• 23
  • March
    2011

Last month, new single-family home sales dropped dramatically in Tennessee and throughout the country, reaching the lowest sales rate on record in the United States. In addition, new home sale prices also dropped to their lowest average in over seven years, leading many real estate market analysts to conclude that foreclosure sales are undermining new home sales in more ways than one.

In January, the median sales price for a new single-family home fell by almost 13 percent to $202,000. That is a drop of almost 9 percent from February of last year, and is the lowest median price since December of 2003. Analysts say this is likely due to the increasing numbers of foreclosed homes on the market, most of which come with much lower prices.

Currently, new home prices are averaging 45 percent higher than existing home prices. Normally, new homes cost about 15 percent more, meaning that foreclosures continue to clog up the housing market.

In addition to the historically low prices, the number of new homes sold has also dropped dramatically. In February, there were only about 250,000 new homes sold, which is a 17 percent from the previous month and a 28 percent decrease from February of last year.

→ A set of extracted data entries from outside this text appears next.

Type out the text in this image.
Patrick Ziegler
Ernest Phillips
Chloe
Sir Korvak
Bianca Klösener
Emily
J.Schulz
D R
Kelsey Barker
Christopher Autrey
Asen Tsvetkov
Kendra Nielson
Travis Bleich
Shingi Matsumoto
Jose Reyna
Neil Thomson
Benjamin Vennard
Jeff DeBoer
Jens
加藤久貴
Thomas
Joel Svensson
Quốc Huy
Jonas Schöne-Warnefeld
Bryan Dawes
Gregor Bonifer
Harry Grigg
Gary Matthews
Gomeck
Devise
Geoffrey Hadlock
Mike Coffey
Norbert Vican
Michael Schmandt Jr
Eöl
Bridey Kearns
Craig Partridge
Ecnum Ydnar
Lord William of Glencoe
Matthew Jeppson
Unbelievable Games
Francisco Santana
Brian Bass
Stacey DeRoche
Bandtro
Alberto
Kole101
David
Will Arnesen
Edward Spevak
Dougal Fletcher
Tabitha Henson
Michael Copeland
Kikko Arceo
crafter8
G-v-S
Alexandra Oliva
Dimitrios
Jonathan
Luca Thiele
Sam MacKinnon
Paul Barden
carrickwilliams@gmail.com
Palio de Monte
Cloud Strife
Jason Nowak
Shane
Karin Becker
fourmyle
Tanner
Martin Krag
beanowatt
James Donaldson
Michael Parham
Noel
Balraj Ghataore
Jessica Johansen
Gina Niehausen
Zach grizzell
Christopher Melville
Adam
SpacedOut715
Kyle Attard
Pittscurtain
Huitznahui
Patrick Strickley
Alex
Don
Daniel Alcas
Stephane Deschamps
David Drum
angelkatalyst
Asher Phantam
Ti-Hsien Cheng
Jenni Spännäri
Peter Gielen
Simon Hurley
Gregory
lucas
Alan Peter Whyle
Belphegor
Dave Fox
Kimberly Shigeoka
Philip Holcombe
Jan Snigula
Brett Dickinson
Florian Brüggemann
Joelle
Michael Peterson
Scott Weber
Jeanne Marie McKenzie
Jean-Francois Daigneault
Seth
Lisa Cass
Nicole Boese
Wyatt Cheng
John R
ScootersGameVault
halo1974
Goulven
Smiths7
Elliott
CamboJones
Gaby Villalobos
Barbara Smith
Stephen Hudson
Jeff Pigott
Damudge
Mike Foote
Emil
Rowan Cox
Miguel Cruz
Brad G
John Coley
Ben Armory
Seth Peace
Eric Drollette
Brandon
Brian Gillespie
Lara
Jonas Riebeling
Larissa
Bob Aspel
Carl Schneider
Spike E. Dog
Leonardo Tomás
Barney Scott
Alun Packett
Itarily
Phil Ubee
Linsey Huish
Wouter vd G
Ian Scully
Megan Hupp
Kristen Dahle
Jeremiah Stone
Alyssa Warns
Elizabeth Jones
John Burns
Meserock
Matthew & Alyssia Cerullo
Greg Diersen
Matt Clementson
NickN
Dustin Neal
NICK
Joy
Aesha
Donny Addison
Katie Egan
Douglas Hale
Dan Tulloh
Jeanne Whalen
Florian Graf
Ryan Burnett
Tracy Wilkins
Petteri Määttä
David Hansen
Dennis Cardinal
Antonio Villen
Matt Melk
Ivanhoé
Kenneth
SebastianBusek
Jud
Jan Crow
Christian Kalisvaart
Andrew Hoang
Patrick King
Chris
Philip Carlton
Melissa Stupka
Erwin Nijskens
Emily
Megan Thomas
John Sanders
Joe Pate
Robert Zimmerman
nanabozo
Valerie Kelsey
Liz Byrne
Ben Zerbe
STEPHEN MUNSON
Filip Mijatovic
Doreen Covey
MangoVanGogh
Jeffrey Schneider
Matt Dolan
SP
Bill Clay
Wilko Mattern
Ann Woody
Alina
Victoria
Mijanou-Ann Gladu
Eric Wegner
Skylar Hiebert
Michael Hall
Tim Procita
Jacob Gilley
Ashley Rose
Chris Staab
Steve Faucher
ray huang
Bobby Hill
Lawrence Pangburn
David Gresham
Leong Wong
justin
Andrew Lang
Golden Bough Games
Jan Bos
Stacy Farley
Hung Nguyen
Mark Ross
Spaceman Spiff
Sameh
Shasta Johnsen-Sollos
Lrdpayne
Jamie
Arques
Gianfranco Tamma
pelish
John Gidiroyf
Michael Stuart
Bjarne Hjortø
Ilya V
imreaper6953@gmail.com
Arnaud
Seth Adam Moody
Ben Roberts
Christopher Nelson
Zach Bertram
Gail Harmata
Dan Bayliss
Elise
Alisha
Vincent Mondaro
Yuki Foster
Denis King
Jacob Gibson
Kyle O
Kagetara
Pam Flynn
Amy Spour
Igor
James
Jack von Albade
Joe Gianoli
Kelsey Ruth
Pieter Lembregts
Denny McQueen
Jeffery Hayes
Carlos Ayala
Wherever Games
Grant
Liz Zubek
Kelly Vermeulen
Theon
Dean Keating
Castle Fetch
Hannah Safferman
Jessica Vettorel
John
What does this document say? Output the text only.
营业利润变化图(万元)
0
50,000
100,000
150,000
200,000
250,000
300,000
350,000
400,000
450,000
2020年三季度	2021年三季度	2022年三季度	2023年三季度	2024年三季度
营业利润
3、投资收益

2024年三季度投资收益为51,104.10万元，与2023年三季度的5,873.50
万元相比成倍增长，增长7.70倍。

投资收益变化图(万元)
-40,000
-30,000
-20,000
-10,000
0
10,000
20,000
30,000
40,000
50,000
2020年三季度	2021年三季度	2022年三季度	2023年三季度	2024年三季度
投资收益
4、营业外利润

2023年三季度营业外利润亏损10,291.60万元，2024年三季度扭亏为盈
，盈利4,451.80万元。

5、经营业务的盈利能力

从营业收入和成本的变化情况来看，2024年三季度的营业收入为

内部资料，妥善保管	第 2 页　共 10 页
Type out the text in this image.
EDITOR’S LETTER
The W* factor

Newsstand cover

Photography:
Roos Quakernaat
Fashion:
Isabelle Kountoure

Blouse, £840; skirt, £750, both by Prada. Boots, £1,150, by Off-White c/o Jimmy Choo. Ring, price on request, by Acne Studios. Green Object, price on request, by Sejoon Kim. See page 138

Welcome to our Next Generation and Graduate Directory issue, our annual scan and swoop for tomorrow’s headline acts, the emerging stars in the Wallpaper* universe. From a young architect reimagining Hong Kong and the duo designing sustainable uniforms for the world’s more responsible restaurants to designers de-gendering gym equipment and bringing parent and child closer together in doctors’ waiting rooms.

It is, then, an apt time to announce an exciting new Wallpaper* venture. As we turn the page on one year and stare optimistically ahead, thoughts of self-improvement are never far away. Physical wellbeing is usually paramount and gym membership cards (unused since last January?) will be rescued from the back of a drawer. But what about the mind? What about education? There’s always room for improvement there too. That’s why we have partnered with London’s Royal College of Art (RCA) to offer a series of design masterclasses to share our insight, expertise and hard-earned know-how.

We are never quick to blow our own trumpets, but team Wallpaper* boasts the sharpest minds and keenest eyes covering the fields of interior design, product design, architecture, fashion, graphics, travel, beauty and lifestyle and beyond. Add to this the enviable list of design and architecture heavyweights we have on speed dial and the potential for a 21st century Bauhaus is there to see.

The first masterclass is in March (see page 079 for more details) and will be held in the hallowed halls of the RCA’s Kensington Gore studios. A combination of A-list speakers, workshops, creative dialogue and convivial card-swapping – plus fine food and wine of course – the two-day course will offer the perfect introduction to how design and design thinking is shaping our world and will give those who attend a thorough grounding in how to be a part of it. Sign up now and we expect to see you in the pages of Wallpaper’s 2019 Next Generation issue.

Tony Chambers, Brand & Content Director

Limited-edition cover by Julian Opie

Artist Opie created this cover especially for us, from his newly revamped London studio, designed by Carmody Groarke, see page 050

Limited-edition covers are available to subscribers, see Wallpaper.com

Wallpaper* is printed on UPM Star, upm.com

New homes are currently making up less than 10 percent of overall home sales. Because of this, builders have essentially halted construction on new homes throughout the country. There were only 186,000 new homes on the market last month, which is the smallest number of new homes for sale since 1967. However, there are still almost nine months' worth of homes on the market, meaning that the housing market will likely not see any sort of recovery in the near future.